I will now elaborate on the quality of care that is being provided in Oberstown. In some areas it is very good but improvements can be made in other areas. Great improvements have been made in the health care provision on campus. I refer to the availability of personnel at the appropriate levels of training on site and little things that were highlighted within the HIQA report, such as the staff not being trained up to administer an EpiPen injection or something along those lines. It is important to have GPs on call or on campus or both.

It is important that there is ongoing engagement by Oberstown with the surrounding community. I know this was not covered in the HIQA report but I commend Mr. Pat Bergin, his staff and the team on the level of engagement with the community. However, I personally have concerns about the security outside the campus boundaries that is provided at great cost to taxpayer, which is completely unnecessary. I think we need to nip items such as that in the bud. We can install improved camera systems or even feedback for the community with a liaison person, rather than spending a great deal of money on employing a man in a van, pointing in the wrong direction when I arrived and left. I even saw this when I passed it recently. I think this is unnecessary. I was informed that such activities are being ramped downwards but we should be looking at them better.

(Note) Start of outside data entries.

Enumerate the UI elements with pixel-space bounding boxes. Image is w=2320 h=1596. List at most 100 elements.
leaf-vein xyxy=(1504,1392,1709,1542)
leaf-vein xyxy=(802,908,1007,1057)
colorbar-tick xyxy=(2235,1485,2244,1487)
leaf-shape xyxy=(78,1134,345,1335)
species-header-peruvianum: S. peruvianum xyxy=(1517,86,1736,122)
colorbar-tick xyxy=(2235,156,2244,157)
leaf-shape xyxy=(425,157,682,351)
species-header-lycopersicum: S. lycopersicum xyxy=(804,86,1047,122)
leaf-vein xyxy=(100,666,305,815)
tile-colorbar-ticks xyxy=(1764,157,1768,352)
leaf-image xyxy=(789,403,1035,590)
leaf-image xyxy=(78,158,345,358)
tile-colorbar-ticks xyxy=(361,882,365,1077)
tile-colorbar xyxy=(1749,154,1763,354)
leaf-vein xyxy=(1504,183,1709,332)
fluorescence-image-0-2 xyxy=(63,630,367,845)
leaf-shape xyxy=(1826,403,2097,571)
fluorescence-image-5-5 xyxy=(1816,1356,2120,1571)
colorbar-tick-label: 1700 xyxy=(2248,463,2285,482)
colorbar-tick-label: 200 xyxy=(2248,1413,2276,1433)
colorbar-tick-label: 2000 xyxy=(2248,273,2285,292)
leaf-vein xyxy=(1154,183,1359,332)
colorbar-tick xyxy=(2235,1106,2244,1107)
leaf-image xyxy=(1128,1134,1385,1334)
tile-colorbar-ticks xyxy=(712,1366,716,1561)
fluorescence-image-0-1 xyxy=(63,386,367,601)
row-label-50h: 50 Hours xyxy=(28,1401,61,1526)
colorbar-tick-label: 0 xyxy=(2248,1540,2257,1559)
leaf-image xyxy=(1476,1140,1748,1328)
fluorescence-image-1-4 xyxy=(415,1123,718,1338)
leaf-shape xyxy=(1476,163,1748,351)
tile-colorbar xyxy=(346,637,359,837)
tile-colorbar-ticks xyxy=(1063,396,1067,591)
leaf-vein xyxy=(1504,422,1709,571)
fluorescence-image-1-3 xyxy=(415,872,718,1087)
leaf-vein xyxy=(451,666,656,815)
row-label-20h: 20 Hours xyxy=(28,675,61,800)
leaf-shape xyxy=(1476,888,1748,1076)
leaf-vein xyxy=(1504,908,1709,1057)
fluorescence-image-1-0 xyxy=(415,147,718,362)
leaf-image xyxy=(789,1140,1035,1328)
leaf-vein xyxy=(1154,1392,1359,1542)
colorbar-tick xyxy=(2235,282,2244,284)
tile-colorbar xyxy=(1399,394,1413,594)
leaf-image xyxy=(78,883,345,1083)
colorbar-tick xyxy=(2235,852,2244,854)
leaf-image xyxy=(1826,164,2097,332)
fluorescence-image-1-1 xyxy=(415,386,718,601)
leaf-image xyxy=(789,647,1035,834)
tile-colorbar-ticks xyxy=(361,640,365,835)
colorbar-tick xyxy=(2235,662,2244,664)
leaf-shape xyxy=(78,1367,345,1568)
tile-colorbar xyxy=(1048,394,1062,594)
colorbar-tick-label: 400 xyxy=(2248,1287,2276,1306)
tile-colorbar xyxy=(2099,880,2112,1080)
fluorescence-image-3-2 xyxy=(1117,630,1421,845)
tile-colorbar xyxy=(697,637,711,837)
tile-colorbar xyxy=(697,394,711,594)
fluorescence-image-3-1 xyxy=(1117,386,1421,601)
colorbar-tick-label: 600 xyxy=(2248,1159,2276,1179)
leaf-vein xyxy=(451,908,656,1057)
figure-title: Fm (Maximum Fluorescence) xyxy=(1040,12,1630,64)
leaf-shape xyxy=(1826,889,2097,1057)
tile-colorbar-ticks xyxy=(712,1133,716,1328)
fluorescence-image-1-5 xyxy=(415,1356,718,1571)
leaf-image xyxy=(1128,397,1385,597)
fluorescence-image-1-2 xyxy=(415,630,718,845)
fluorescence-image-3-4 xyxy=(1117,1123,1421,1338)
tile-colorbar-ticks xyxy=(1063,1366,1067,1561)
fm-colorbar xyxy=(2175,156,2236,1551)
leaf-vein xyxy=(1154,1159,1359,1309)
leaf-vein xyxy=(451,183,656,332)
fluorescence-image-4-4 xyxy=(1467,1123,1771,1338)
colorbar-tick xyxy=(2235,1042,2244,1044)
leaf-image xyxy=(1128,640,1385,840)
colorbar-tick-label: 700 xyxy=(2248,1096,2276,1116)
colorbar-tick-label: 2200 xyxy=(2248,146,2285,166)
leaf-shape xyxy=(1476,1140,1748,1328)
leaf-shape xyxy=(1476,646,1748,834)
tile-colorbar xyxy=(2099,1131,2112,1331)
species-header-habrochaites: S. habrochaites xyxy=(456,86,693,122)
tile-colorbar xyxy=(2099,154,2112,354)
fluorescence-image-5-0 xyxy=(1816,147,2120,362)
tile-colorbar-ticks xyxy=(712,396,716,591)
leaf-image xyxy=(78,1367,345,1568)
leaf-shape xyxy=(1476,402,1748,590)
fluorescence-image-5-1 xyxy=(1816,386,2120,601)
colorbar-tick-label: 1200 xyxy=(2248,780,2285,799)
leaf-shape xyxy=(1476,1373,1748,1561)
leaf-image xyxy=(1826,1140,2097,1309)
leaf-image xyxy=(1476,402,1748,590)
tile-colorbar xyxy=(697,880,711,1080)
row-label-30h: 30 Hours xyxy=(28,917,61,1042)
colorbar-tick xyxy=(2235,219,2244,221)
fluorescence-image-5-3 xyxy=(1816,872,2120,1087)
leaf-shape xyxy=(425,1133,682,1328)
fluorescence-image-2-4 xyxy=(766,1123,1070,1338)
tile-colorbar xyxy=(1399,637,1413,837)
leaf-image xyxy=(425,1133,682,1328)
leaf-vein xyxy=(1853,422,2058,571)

The Minister is to be complimented on the implementation of the policy to ensure no young person has been placed in adult facilities since March 2017. That is a significant achievement by the Minister and her officials. It is a basic principle to which the State should adhere. The fact that this has been managed on the Minister's watch is important.

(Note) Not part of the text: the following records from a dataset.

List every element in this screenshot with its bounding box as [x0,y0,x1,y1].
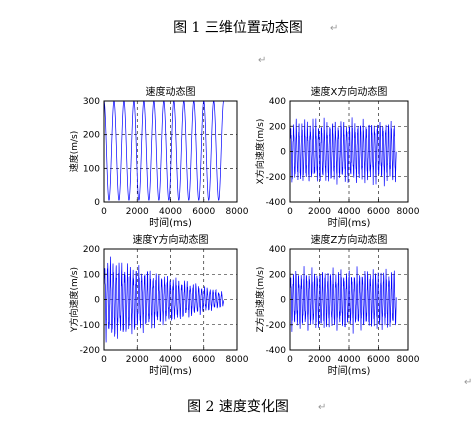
y-tick-label: 0 [94,296,100,306]
figure-2-caption: 图 2 速度变化图 [187,399,289,415]
x-tick-label: 8000 [397,207,420,217]
x-axis-label: 时间(ms) [328,216,371,229]
x-tick-label: 0 [101,355,107,365]
y-tick-label: 0 [94,198,100,208]
y-axis-label: X方向速度(m/s) [254,119,266,185]
y-axis-label: 速度(m/s) [68,131,80,173]
y-axis-label: Z方向速度(m/s) [254,267,266,333]
y-tick-label: 400 [269,97,286,107]
chart-panel-3: 0 2000 4000 6000 8000 -200 -100 0 100 200 速度Y方向动态图… [68,233,249,377]
x-tick-label: 4000 [338,207,361,217]
x-tick-label: 0 [101,207,107,217]
x-tick-label: 2000 [308,355,331,365]
x-tick-label: 6000 [367,207,390,217]
y-tick-label: 200 [83,131,100,141]
chart-panel-4: 0 2000 4000 6000 8000 -400 -200 0 200 400 速度Z方向动态图… [254,233,420,377]
paragraph-mark: ↵ [258,55,267,66]
y-tick-label: -200 [80,346,101,356]
y-tick-label: 200 [269,122,286,132]
paragraph-mark: ↵ [464,377,473,388]
series-line [103,256,225,343]
x-tick-label: 6000 [192,207,215,217]
x-tick-label: 8000 [226,207,249,217]
x-tick-label: 6000 [192,355,215,365]
x-tick-label: 4000 [159,207,182,217]
y-tick-label: -200 [266,321,287,331]
y-tick-label: 0 [280,296,286,306]
chart-title: 速度Y方向动态图 [132,233,208,246]
y-tick-label: 400 [269,245,286,255]
y-tick-label: 0 [280,148,286,158]
chart-title: 速度X方向动态图 [311,85,388,98]
y-tick-label: -100 [80,321,101,331]
y-tick-label: 100 [83,164,100,174]
y-tick-label: 300 [83,97,100,107]
x-tick-label: 6000 [367,355,390,365]
x-tick-label: 4000 [159,355,182,365]
x-tick-label: 4000 [338,355,361,365]
series-line [289,266,397,334]
x-axis-label: 时间(ms) [149,216,192,229]
chart-title: 速度动态图 [146,85,196,98]
figure-1-caption: 图 1 三维位置动态图 [173,20,303,36]
y-tick-label: -400 [266,346,287,356]
x-tick-label: 2000 [126,355,149,365]
x-tick-label: 0 [287,207,293,217]
x-tick-label: 2000 [308,207,331,217]
chart-panel-2: 0 2000 4000 6000 8000 -400 -200 0 200 400 速度X方向动态图… [254,85,420,229]
y-tick-label: -200 [266,173,287,183]
y-axis-label: Y方向速度(m/s) [68,267,80,333]
chart-title: 速度Z方向动态图 [311,233,388,246]
x-tick-label: 8000 [397,355,420,365]
paragraph-mark: ↵ [330,23,339,34]
x-axis-label: 时间(ms) [149,364,192,377]
y-tick-label: 100 [83,270,100,280]
paragraph-mark: ↵ [318,402,327,413]
y-tick-label: 200 [83,245,100,255]
y-tick-label: -400 [266,198,287,208]
x-tick-label: 2000 [126,207,149,217]
x-axis-label: 时间(ms) [328,364,371,377]
y-tick-label: 200 [269,270,286,280]
series-line [289,117,397,187]
x-tick-label: 8000 [226,355,249,365]
x-tick-label: 0 [287,355,293,365]
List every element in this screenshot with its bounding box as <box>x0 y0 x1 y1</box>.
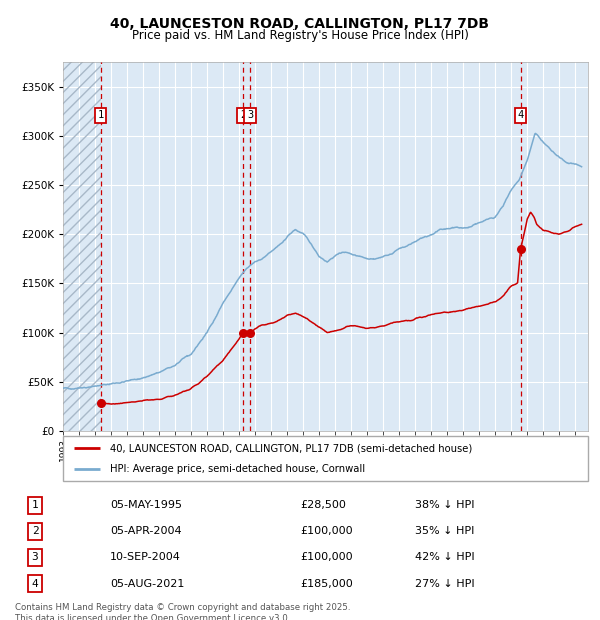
Text: 10-SEP-2004: 10-SEP-2004 <box>110 552 181 562</box>
Text: 1: 1 <box>32 500 38 510</box>
Text: Price paid vs. HM Land Registry's House Price Index (HPI): Price paid vs. HM Land Registry's House … <box>131 29 469 42</box>
Text: 3: 3 <box>32 552 38 562</box>
Text: 1: 1 <box>97 110 104 120</box>
Text: 2: 2 <box>240 110 247 120</box>
Text: £100,000: £100,000 <box>300 526 353 536</box>
Text: 4: 4 <box>517 110 524 120</box>
Text: £28,500: £28,500 <box>300 500 346 510</box>
Text: HPI: Average price, semi-detached house, Cornwall: HPI: Average price, semi-detached house,… <box>110 464 365 474</box>
Text: 35% ↓ HPI: 35% ↓ HPI <box>415 526 475 536</box>
Text: 27% ↓ HPI: 27% ↓ HPI <box>415 578 475 588</box>
Text: 05-MAY-1995: 05-MAY-1995 <box>110 500 182 510</box>
FancyBboxPatch shape <box>63 436 588 480</box>
Text: 05-APR-2004: 05-APR-2004 <box>110 526 182 536</box>
Text: 42% ↓ HPI: 42% ↓ HPI <box>415 552 475 562</box>
Text: £100,000: £100,000 <box>300 552 353 562</box>
Text: 2: 2 <box>32 526 38 536</box>
Text: 40, LAUNCESTON ROAD, CALLINGTON, PL17 7DB: 40, LAUNCESTON ROAD, CALLINGTON, PL17 7D… <box>110 17 490 31</box>
Text: 3: 3 <box>247 110 253 120</box>
Text: 38% ↓ HPI: 38% ↓ HPI <box>415 500 475 510</box>
Text: Contains HM Land Registry data © Crown copyright and database right 2025.
This d: Contains HM Land Registry data © Crown c… <box>15 603 350 620</box>
Text: £185,000: £185,000 <box>300 578 353 588</box>
Text: 4: 4 <box>32 578 38 588</box>
Text: 05-AUG-2021: 05-AUG-2021 <box>110 578 184 588</box>
Text: 40, LAUNCESTON ROAD, CALLINGTON, PL17 7DB (semi-detached house): 40, LAUNCESTON ROAD, CALLINGTON, PL17 7D… <box>110 443 473 453</box>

The only other matter I wished to raise was single separation, which to be fair has been covered. I appreciated the circumstances that were described to me while I was standing in a cell that is used to isolate an individual. I appreciate entirely the circumstances that staff might find themselves, having repeatedly tried to resolve an issue. I have no expertise in this area, but as a parent, a person who has been in a classroom and even was present during a fracas, I can understand the reason that such a facility would be important. The prolonged use of single separation, however, is nothing short of inhumane. I do not find it acceptable or excusable that HIQA was forced to highlight that horrific set of circumstances that were endured by an individual child. I sincerely hope the Department and staff have learned the lessons that have to be learned in that case and that we attempt to minimise the implementation of that in the future.